Member of the Nebraska Legislature from the 47th district
- In office January 3, 2001 – January 7, 2009
- Preceded by: Gerald Matzke
- Succeeded by: Ken Schilz

Personal details
- Born: April 7, 1977 (age 49) Scottsbluff, Nebraska, U.S.
- Party: Republican
- Alma mater: University of Nebraska–Lincoln

= Philip Erdman =

American politician

Philip Erdman (born 1977) is a politician from the U.S. state of Nebraska. A member of the Republican Party, Erdman served in the Nebraska Legislature from 2001 to 2009. He works as a credit analyst and appraiser.

==Personal life==
He was born on April 7, 1977, in Scottsbluff, Nebraska, and graduated from Bayard High School as valedictorian in 1996. He then graduated from University of Nebraska–Lincoln in agricultural sciences in 2000. He went on to work for Farmland Industries, and as a football recruiter for UNL Athletic Department.

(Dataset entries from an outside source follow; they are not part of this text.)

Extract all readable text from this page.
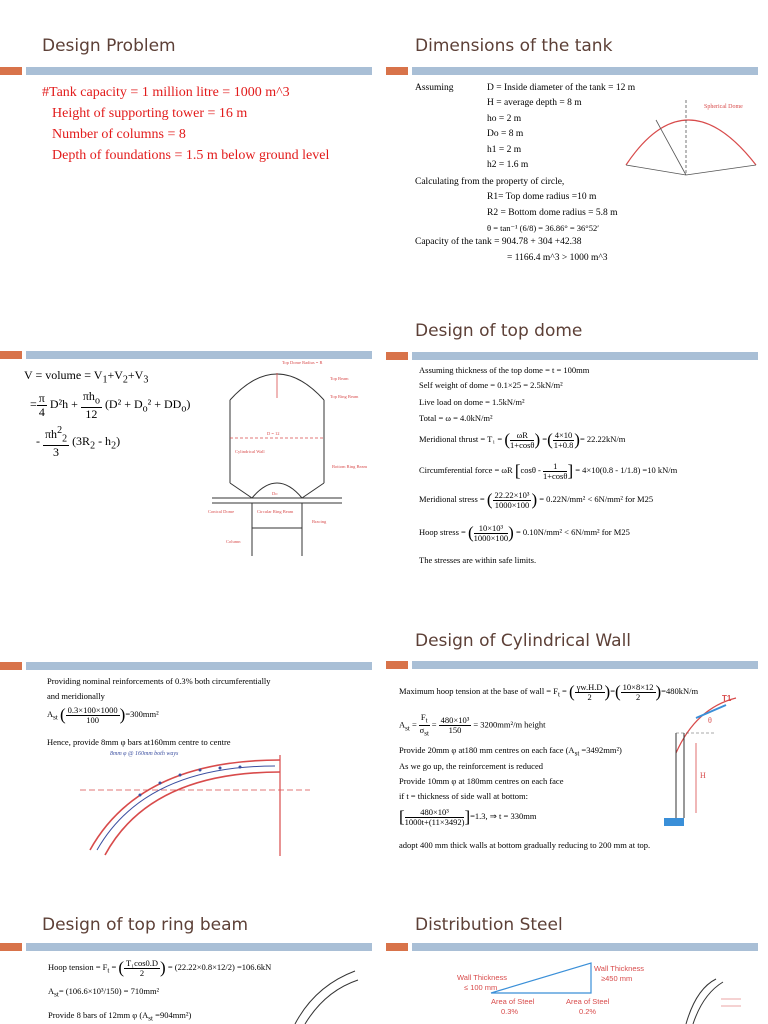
Design Problem
#Tank capacity = 1 million litre = 1000 m^3
Height of supporting tower = 16 m
Number of columns = 8
Depth of foundations = 1.5 m below ground level
Dimensions of the tank
Assuming	D = Inside diameter of the tank = 12 m
H = average depth = 8 m
ho = 2 m
Do = 8 m
h1 = 2 m
h2 = 1.6 m
Calculating from the property of circle,
R1= Top dome radius =10 m
R2 = Bottom dome radius = 5.8 m
θ = tan⁻¹ (6/8) = 36.86° = 36°52′
Spherical Dome
Capacity of the tank = 904.78 + 304 +42.38
= 1166.4 m^3 > 1000 m^3
V = volume = $V_1+V_2+V_3$
= $\frac{\pi}{4} D^2h + \frac{\pi h_o}{12} (D^2 + D_o^2 + DD_o)$
- $\frac{\pi h^2_2}{3} (3R_2 - h_2)$
Top Dome Radius = R
Top Beam
Top Ring Beam
Cylindrical Wall
Bottom Ring Beam
Circular Ring Beam
Conical Dome
Bracing
Column
D = 12
Do
Design of top dome
Assuming thickness of the top dome = t = 100mm
Self weight of dome = 0.1×25 = 2.5kN/m²
Live load on dome = 1.5kN/m²
Total = ω = 4.0kN/m²
Meridional thrust = T₁ = ( $\frac{\omega R}{1+\cos\theta}$ ) =( $\frac{4\times 10}{1+0.8}$ )= 22.22kN/m
Circumferential force = ωR [$\cos\theta - \frac{1}{1+\cos\theta}$ ] = 4×10(0.8 - 1/1.8) =10 kN/m
Meridional stress = ( $\frac{\text{22.22×10³}}{1000\times 100}$ ) = 0.22N/mm² < 6N/mm² for M25
Hoop stress = ( $\frac{\text{10×10³}}{1000\times 100}$ ) = 0.10N/mm² < 6N/mm² for M25
The stresses are within safe limits.
Providing nominal reinforcements of 0.3% both circumferentially
and meridionally
$A_{st}$ ( $\frac{0.3\times 100\times 1000}{100} )=300mm^2$
Hence, provide 8mm φ bars at160mm centre to centre
8mm φ @ 160mm both ways
Design of Cylindrical Wall
Maximum hoop tension at the base of wall = $F_t$ = ( $\frac{\gamma w.H.D}{2}$ )=( $\frac{10\times 8\times 12}{2} )=480kN/m$
$A_{st} = \frac{F_t}{\sigma_{st}} = \frac{\text{480×10³}}{150} = 3200mm^2/m$ height
Provide 20mm φ at180 mm centres on each face $(A_{st} =3492mm^2)$
As we go up, the reinforcement is reduced
Provide 10mm φ at 180mm centres on each face
if t = thickness of side wall at bottom:
[ $\frac{\text{480×10³}}{1000t+(11\times 3492)} ]=1.3$, ⇒ t = 330mm
adopt 400 mm thick walls at bottom gradually reducing to 200 mm at top.
T1
θ
H
Design of top ring beam
Hoop tension = $F_t$ = ( $\frac{\text{T₁cos0.D}}{2}$ ) = (22.22×0.8×12/2) =106.6kN
$A_{st}= (106.6\times 10^3/150) = 710mm^2$
Provide 8 bars of 12mm φ $(A_{st} =904mm^2)$
Distribution Steel
Wall Thickness
≤ 100 mm
Wall Thickness
≥450 mm
Area of Steel
0.3%
Area of Steel
0.2%
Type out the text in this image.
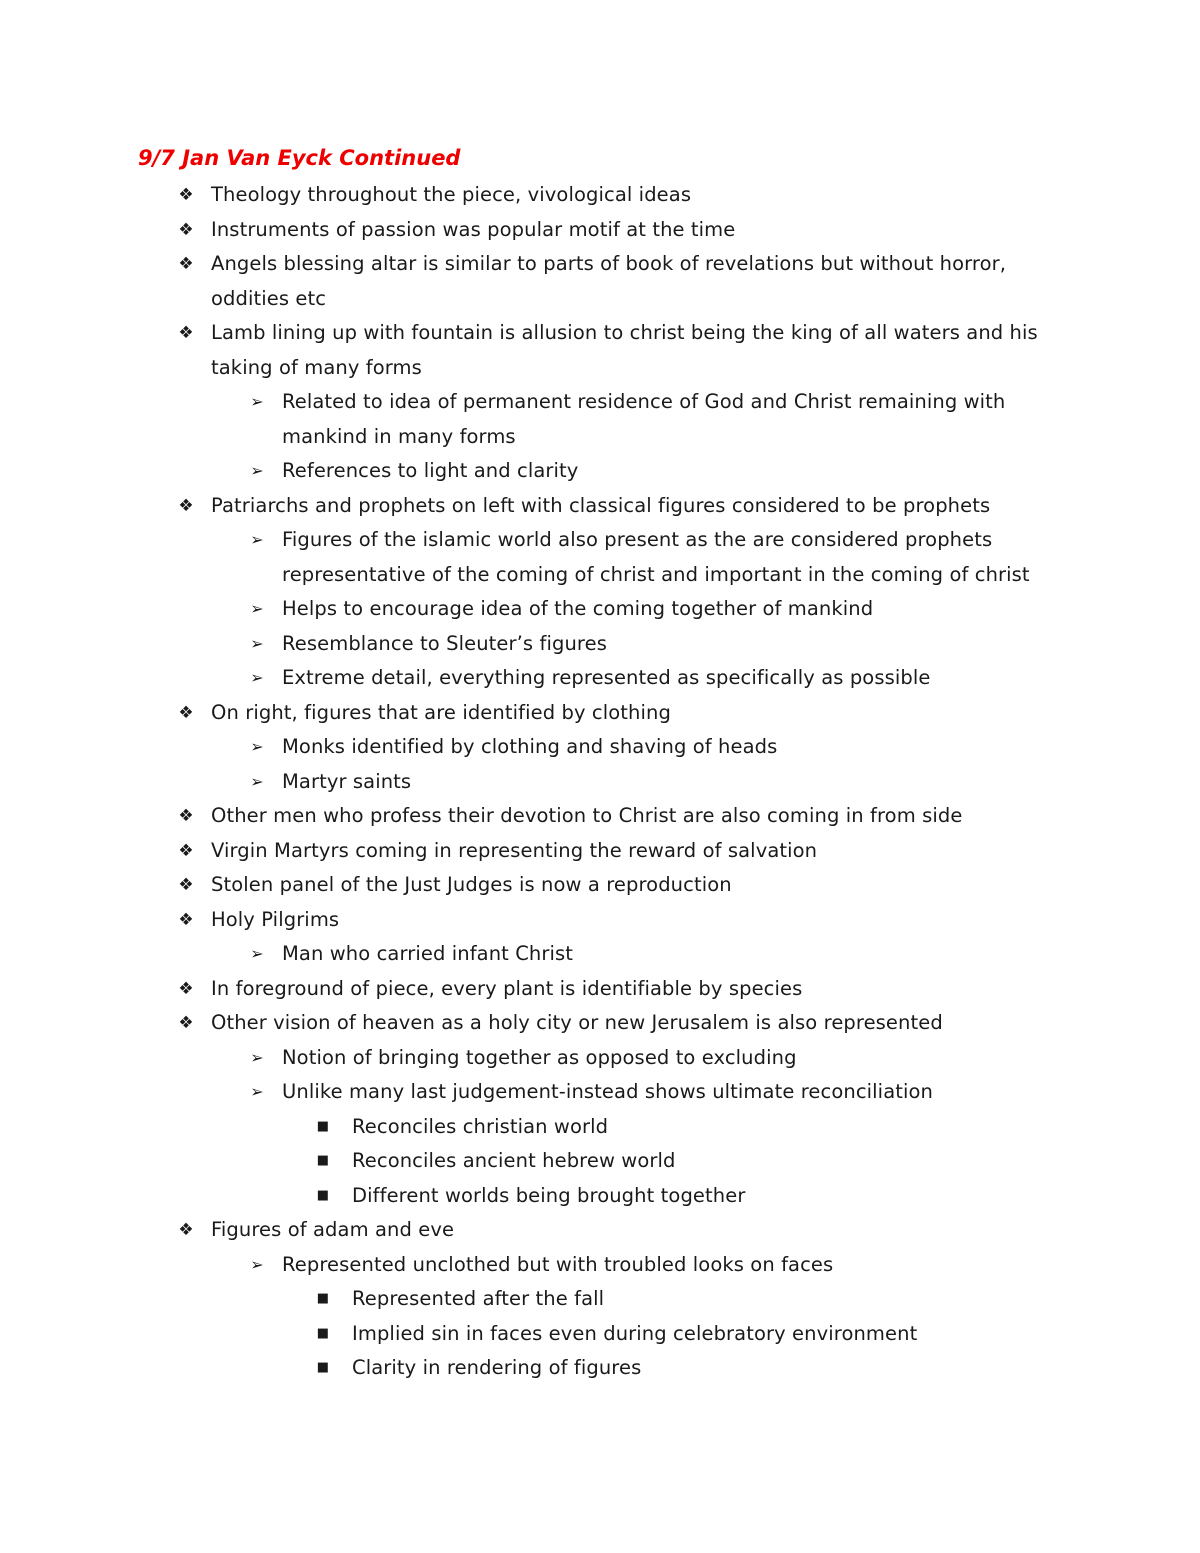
9/7 Jan Van Eyck Continued
❖ Theology throughout the piece, vivological ideas
❖ Instruments of passion was popular motif at the time
❖ Angels blessing altar is similar to parts of book of revelations but without horror, oddities etc
❖ Lamb lining up with fountain is allusion to christ being the king of all waters and his taking of many forms
➢ Related to idea of permanent residence of God and Christ remaining with mankind in many forms
➢ References to light and clarity
❖ Patriarchs and prophets on left with classical figures considered to be prophets
➢ Figures of the islamic world also present as the are considered prophets representative of the coming of christ and important in the coming of christ
➢ Helps to encourage idea of the coming together of mankind
➢ Resemblance to Sleuter’s figures
➢ Extreme detail, everything represented as specifically as possible
❖ On right, figures that are identified by clothing
➢ Monks identified by clothing and shaving of heads
➢ Martyr saints
❖ Other men who profess their devotion to Christ are also coming in from side
❖ Virgin Martyrs coming in representing the reward of salvation
❖ Stolen panel of the Just Judges is now a reproduction
❖ Holy Pilgrims
➢ Man who carried infant Christ
❖ In foreground of piece, every plant is identifiable by species
❖ Other vision of heaven as a holy city or new Jerusalem is also represented
➢ Notion of bringing together as opposed to excluding
➢ Unlike many last judgement-instead shows ultimate reconciliation
■ Reconciles christian world
■ Reconciles ancient hebrew world
■ Different worlds being brought together
❖ Figures of adam and eve
➢ Represented unclothed but with troubled looks on faces
■ Represented after the fall
■ Implied sin in faces even during celebratory environment
■ Clarity in rendering of figures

He is a member of Future Farmers of America, both Cheyenne County and Kimball/Banner County chamber of commerce, and a delegate to local Republican conventions.

==State legislature==
He was elected in 2000 to represent the 47th Nebraska legislative district and reelected in 2004. He sat on the General Affairs, Health and Human Services, Nebraska Retirement Systems, Executive Board, Reference, and the Legislative Performance Audit committees as well as being the vice chairperson of the Agriculture committee.